The Thomaston Building currently contains 25,000 square feet of space, with 15 office spaces and 2 sidewalk-level restaurants. A 1981 basement-to-rooftop restoration effort fully modernized the building with contemporary amenities, energy efficiencies and private marble bathrooms. Management-sponsored programs such as 8at8, a tenant business networking and education group, help build community and offer business development skills. Unusually, some of the offices feature residential accommodation.

The name of the building is attributed to Thomaston, Maine, the hometown of Lillius Gilchrist, wife of William Russell Grace, future mayor of New York and founder of W. R. Grace and Company.

===Architecture and design ===
The Thomaston Building was designed by James O’Connor and constructed in the Station Plaza neighborhood of Great Neck, near the company's global headquarters at 11 Middle Neck Road, also an O’Connor project. A four-story brick mews in Georgian Revival style, the structure's distinguishing characteristics include a cross-gabled roof, period showroom windows, round oculus windows and iron-tinted brickwork. Above the first story, a wood belt course with dentil molding separates the floors. On permanent display is a private collection of historic American flags and replicas. In 1978 it was placed on the National Register of Historic Places and designated a local historic landmark by the Village of Great Neck Plaza.

=== History ===
The building was commissioned by the W. R. Grace Company and built in 1926 to house its international real estate operations. W. R. Grace occupied both buildings until 1971, when it moved to Manhattan. For much of that decade the Thomaston Building housed a multi-vendor ground floor mall, while leasing the space above to private tenants and the Village of Great Neck Plaza, which used the building as its city hall.

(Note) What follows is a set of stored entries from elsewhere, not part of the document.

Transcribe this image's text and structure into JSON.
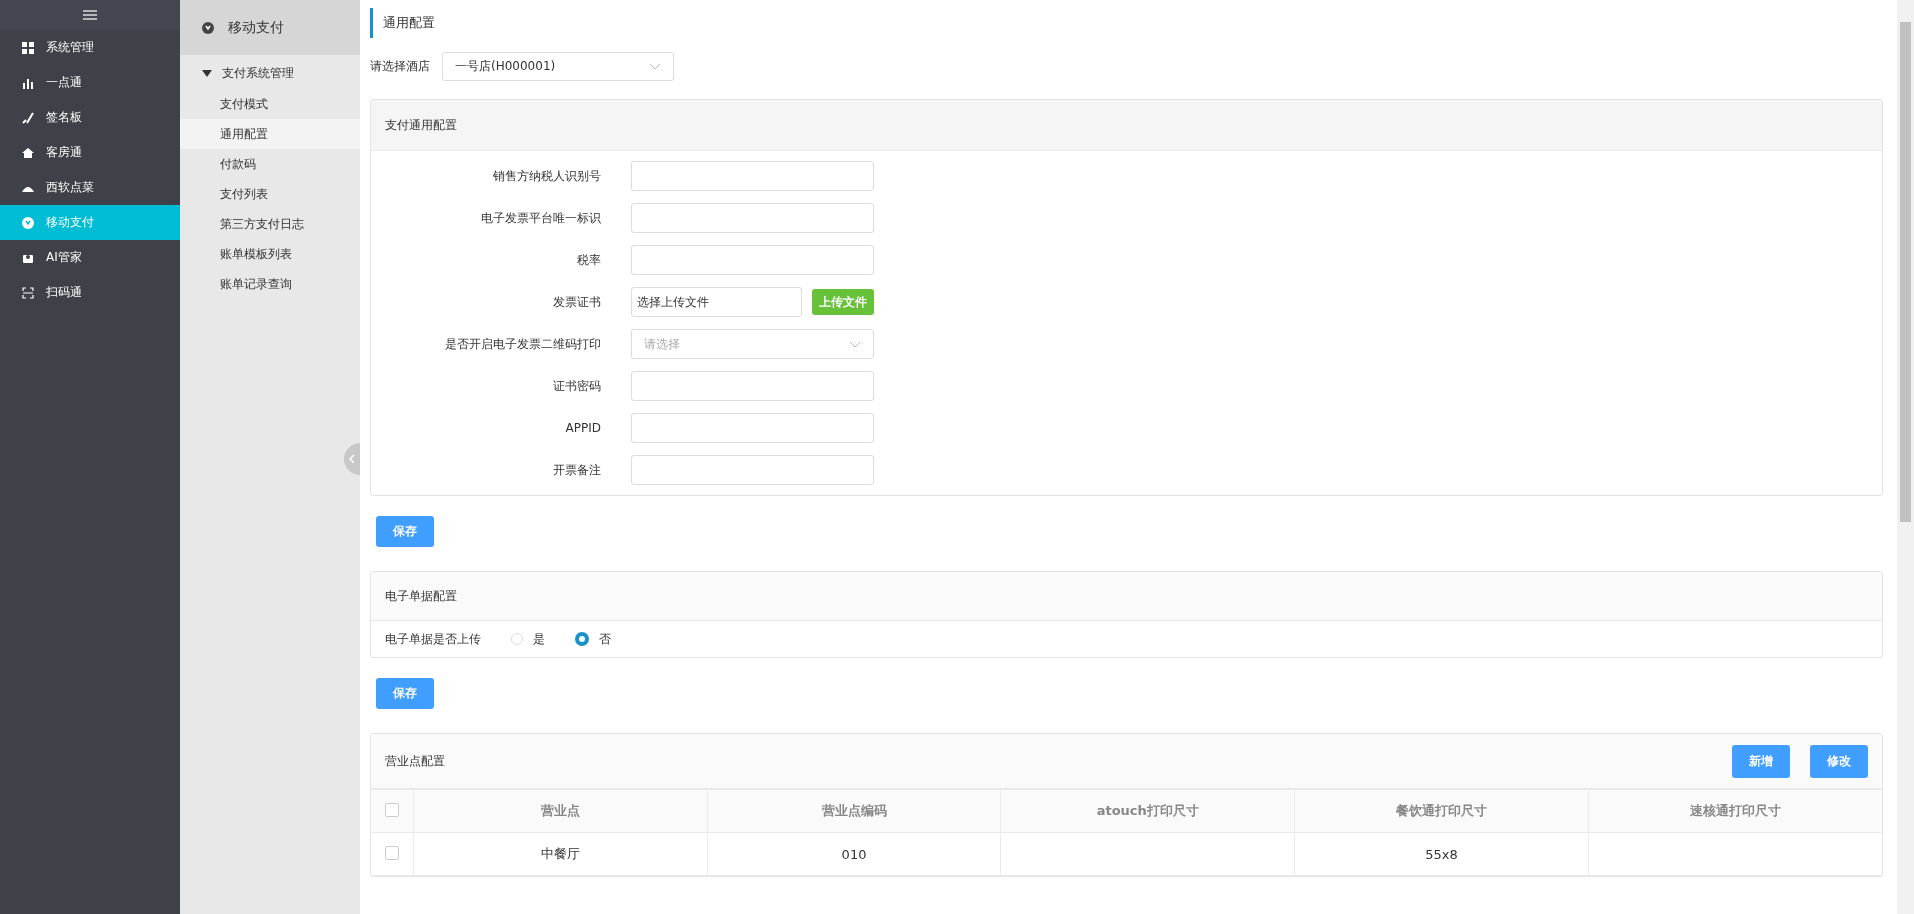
{
  "nav": {
    "items": [
      {
        "label": "系统管理",
        "selected": false
      },
      {
        "label": "一点通",
        "selected": false
      },
      {
        "label": "签名板",
        "selected": false
      },
      {
        "label": "客房通",
        "selected": false
      },
      {
        "label": "西软点菜",
        "selected": false
      },
      {
        "label": "移动支付",
        "selected": true
      },
      {
        "label": "AI管家",
        "selected": false
      },
      {
        "label": "扫码通",
        "selected": false
      }
    ]
  },
  "subnav": {
    "title": "移动支付",
    "group": {
      "label": "支付系统管理",
      "expanded": true,
      "children": [
        {
          "label": "支付模式",
          "selected": false
        },
        {
          "label": "通用配置",
          "selected": true
        },
        {
          "label": "付款码",
          "selected": false
        },
        {
          "label": "支付列表",
          "selected": false
        },
        {
          "label": "第三方支付日志",
          "selected": false
        },
        {
          "label": "账单模板列表",
          "selected": false
        },
        {
          "label": "账单记录查询",
          "selected": false
        }
      ]
    }
  },
  "page_title": "通用配置",
  "hotel": {
    "label": "请选择酒店",
    "value": "一号店(H000001)"
  },
  "general": {
    "title": "支付通用配置",
    "fields": [
      {
        "kind": "text",
        "label": "销售方纳税人识别号"
      },
      {
        "kind": "text",
        "label": "电子发票平台唯一标识"
      },
      {
        "kind": "text",
        "label": "税率"
      },
      {
        "kind": "file",
        "label": "发票证书",
        "value": "选择上传文件",
        "button": "上传文件"
      },
      {
        "kind": "select",
        "label": "是否开启电子发票二维码打印",
        "placeholder": "请选择"
      },
      {
        "kind": "text",
        "label": "证书密码"
      },
      {
        "kind": "text",
        "label": "APPID"
      },
      {
        "kind": "text",
        "label": "开票备注"
      }
    ],
    "save": "保存"
  },
  "receipt": {
    "title": "电子单据配置",
    "label": "电子单据是否上传",
    "options": [
      {
        "label": "是",
        "selected": false
      },
      {
        "label": "否",
        "selected": true
      }
    ],
    "save": "保存"
  },
  "outlets": {
    "title": "营业点配置",
    "buttons": [
      "新增",
      "修改"
    ],
    "table": {
      "all_checked": false,
      "columns": [
        "营业点",
        "营业点编码",
        "atouch打印尺寸",
        "餐饮通打印尺寸",
        "速核通打印尺寸"
      ],
      "rows": [
        {
          "checked": false,
          "cells": [
            "中餐厅",
            "010",
            "",
            "55x8",
            ""
          ]
        }
      ]
    }
  }
}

In 1976 the building was bought by Great Neck realtor Sidney Berg, who preserved the building's facade as part of a downtown beautification campaign. In 1981 the building was bought by an ownership group headed by Patrick Silberstein. Silberstein oversaw a complete restoration, with particular focus on historic preservation and use of authentic building materials. During this restoration the building was fitted with a greener energy system.